Lease & Residential Tenancy Agreement Terms
Can I require a tenant to provide proof of insurance as a condition of the lease?
Yes, you can offer this as a term of the lease. It will be up to the tenant as to whether or not they want to agree to that term. A tenant will only be able to obtain contents and liability insurance, not insurance for the building.
Can I make rules about "quiet hours" in my rental building?
Yes. In order to be able to enforce the rules as a part of the tenancy agreement, you will want to ensure tenants understand that the rules form part of the tenancy agreement when they sign the agreement and that you can change the rules from time to time. This is especially important if the rules are contained in a separate document.
If you introduce the rules at a later date, it may be arguable whether or not they form part of the tenancy agreement and thus limit your ability to take action against anyone who breaches the rules.
Can I make it mandatory that tenants pay their rent by automatic withdrawal from the bank, or does a tenant have a right to pay in cash or by cheque?

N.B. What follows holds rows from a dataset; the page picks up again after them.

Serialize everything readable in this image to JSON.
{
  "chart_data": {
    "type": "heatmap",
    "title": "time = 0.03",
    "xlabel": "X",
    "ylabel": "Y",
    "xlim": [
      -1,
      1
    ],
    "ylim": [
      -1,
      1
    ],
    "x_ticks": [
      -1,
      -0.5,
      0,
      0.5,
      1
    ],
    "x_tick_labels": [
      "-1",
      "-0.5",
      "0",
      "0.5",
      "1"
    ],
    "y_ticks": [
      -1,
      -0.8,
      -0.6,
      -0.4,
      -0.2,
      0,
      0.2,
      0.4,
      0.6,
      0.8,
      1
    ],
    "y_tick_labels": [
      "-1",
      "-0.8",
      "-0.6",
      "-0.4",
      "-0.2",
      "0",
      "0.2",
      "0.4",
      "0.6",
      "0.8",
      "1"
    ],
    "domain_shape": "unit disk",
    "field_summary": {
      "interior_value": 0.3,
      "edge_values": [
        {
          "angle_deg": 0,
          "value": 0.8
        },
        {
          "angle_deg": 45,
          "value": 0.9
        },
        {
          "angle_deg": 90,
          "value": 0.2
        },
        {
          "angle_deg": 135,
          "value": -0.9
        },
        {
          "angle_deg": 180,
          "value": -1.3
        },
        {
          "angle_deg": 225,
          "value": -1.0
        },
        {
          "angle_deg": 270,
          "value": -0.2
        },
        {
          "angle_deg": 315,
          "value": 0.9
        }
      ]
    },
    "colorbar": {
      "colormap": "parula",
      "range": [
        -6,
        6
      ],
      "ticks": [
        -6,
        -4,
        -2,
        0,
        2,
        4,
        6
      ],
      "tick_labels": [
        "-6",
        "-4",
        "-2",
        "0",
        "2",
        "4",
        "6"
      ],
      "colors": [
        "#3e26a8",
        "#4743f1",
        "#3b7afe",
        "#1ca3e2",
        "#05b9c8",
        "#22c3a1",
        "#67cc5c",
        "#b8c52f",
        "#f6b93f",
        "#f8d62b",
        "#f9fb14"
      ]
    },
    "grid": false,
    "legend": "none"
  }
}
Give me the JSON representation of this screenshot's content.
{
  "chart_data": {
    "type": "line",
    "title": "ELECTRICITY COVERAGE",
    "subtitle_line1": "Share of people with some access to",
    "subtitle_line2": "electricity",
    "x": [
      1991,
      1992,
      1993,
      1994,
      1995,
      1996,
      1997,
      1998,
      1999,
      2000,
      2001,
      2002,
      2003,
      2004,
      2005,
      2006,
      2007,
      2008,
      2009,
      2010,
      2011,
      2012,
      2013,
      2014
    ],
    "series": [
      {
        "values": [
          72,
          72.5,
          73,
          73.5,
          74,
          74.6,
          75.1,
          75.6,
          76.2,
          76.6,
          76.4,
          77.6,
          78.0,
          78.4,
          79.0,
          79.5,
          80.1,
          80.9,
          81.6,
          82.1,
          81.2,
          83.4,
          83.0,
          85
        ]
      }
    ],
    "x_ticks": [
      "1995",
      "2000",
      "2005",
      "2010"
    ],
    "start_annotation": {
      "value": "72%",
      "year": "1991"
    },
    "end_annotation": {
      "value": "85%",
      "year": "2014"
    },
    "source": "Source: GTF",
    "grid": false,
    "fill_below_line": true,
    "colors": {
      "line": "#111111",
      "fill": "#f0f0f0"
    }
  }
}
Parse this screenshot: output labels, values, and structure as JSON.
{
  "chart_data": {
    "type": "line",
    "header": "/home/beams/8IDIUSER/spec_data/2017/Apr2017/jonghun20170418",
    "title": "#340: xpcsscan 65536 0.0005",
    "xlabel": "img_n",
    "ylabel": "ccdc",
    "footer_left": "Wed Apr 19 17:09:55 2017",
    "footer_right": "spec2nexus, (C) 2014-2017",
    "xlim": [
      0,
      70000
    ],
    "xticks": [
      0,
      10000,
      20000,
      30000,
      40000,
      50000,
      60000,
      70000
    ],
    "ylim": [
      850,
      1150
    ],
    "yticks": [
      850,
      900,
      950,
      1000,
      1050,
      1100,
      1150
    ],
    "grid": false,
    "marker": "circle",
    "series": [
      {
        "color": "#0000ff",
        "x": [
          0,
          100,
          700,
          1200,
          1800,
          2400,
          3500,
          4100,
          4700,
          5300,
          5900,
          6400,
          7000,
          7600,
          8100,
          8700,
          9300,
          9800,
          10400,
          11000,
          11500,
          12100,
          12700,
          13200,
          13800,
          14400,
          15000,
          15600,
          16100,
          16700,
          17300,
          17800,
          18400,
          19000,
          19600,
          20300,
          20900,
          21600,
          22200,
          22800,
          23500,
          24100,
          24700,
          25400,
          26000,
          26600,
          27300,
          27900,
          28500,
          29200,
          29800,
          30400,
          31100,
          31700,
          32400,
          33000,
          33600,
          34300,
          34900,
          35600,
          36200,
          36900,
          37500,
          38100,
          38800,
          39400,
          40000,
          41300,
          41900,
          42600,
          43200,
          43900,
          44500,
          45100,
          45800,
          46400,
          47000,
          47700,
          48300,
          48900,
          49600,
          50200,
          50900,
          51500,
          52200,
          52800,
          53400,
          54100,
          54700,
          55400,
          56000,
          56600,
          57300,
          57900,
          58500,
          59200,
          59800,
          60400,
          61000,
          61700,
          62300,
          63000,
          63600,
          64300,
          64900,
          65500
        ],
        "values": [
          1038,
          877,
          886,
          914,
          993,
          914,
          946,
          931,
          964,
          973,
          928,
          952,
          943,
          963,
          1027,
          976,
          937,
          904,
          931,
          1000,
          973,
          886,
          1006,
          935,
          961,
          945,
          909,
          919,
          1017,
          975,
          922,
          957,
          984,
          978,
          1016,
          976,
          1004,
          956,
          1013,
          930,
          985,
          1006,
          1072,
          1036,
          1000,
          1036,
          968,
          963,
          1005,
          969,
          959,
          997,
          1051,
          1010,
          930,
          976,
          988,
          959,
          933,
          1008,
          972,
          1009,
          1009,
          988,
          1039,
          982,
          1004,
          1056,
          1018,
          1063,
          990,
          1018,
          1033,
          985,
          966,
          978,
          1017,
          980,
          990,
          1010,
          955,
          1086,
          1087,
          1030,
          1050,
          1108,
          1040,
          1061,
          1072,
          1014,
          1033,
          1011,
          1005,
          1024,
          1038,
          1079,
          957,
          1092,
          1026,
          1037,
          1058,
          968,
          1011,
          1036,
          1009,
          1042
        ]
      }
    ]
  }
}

Yes. You can make it a term of the tenancy agreement that tenants pay by automatic withdrawal and then it is up to them as to whether they want to accept the tenancy on that basis or not. It would be a good idea to draw any such term to their attention before they sign the agreement in case they cannot fulfill the condition.
If you want to make a change to the method of payment during a tenancy agreement, you will need the agreement of the tenant.
A tenant in my apartment building bought a portable clothes washer and dryer and is using them in the suite. I pay for the water and these appliances use a lot of extra water. There is nothing in the lease he signed that specifically prohibits this. Can I ask him to remove the machines or face eviction?
It depends on the wording of your lease. You cannot remove the tenant unless he is in breach of the lease agreement. Unless there is something in your lease that prohibits him from doing what he is doing, then he is not in breach and you have no right to evict him.
I want to update a rental agreement that I have with some tenants who live in a house that I rent out. I think the new terms are within what is allowed in the Residential Tenancies Act. How do I go about this? Are there time limits? Can I evict the tenants if they do not sign?
The only term that can be changed during the course of a tenancy agreement is a rent increase in a periodic tenancy. There are rules that govern when and how often a rent increase notice can be given. Otherwise, you can only change the terms of your tenancy agreement (whether fixed-term or periodic) with the agreement of the tenants. If your tenants choose not to accept the new terms, you cannot evict them for that reason.
I have heard that there are rules about how many people can live in a house or apartment. Is that right?
Public health laws require an owner of property to ensure that all occupants have an area for sleeping space. Other public health laws require certain sanitary and health standards that might be compromised if more than a certain number of people live in the premises. In addition, local municipal bylaws might impact the number of people that can live in a house or apartment.
Certain landlords, such as social housing agencies, might impose a requirement about levels of occupancy in their lease agreements. In fact, any landlord could include this as a term of a lease. It is then up to a prospective tenant if that term is acceptable or not.
I have heard that there are rules about putting boys and girls together in the same bedroom. Is that right?
The Residential Tenancies Act in Alberta does not make any reference to this issue.
However, the Canadian Mortgage and Housing Corporation sets National Occupancy Standards for the affordable housing that it funds, so a rental home may be subject to these guidelines.
I'm working abroad and have a tenant in my Calgary condo on a one-year fixed-term lease. He wants to break the lease and leave two months early. When he signed the lease, I told him that the reason for the one-year lease was because I wanted a tenant for the entire time I was abroad. Since I am out of the country, I will not be able to find a new tenant until I return at the end of the term. I disagree to the breaking of the lease; what can I do?
You and your tenant have made an agreement for a lease for one year. If he breaks the lease by leaving early and not paying you rent, you can claim the amount of rent that was not paid.
You have a duty to reduce your losses as far as possible, which means that you must show that you have tried to rent the premises for the time the tenant was gone. In your situation this might be difficult as you are far away, but if you take the tenant to court for the rent, you should be prepared to show the court why it was hard for you to re-rent or what efforts you made to do so.
It is always possible for you to make another agreement with your tenant about the rent in order to save you both time and expense. For example, you might be prepared to accept half the rent. Any new agreement should be in writing and signed by both of you.
I am renting out an apartment to a tenant for the first time. Do I have an obligation to get insurance that covers the possessions of the tenant as well as insurance for the premises?
Not unless you have agreed to obtain such insurance as a term of the tenancy agreement. It is preferable for a tenancy agreement to indicate who will be responsible for insuring the premises and the contents. The tenancy agreement may specifically state that tenants will obtain insurance for their own possessions. Any insurance that you have as the landlord will not necessarily cover a tenant's possessions, or damage to others or to property, caused by the actions of the tenant.
This page was last updated in March, 2006.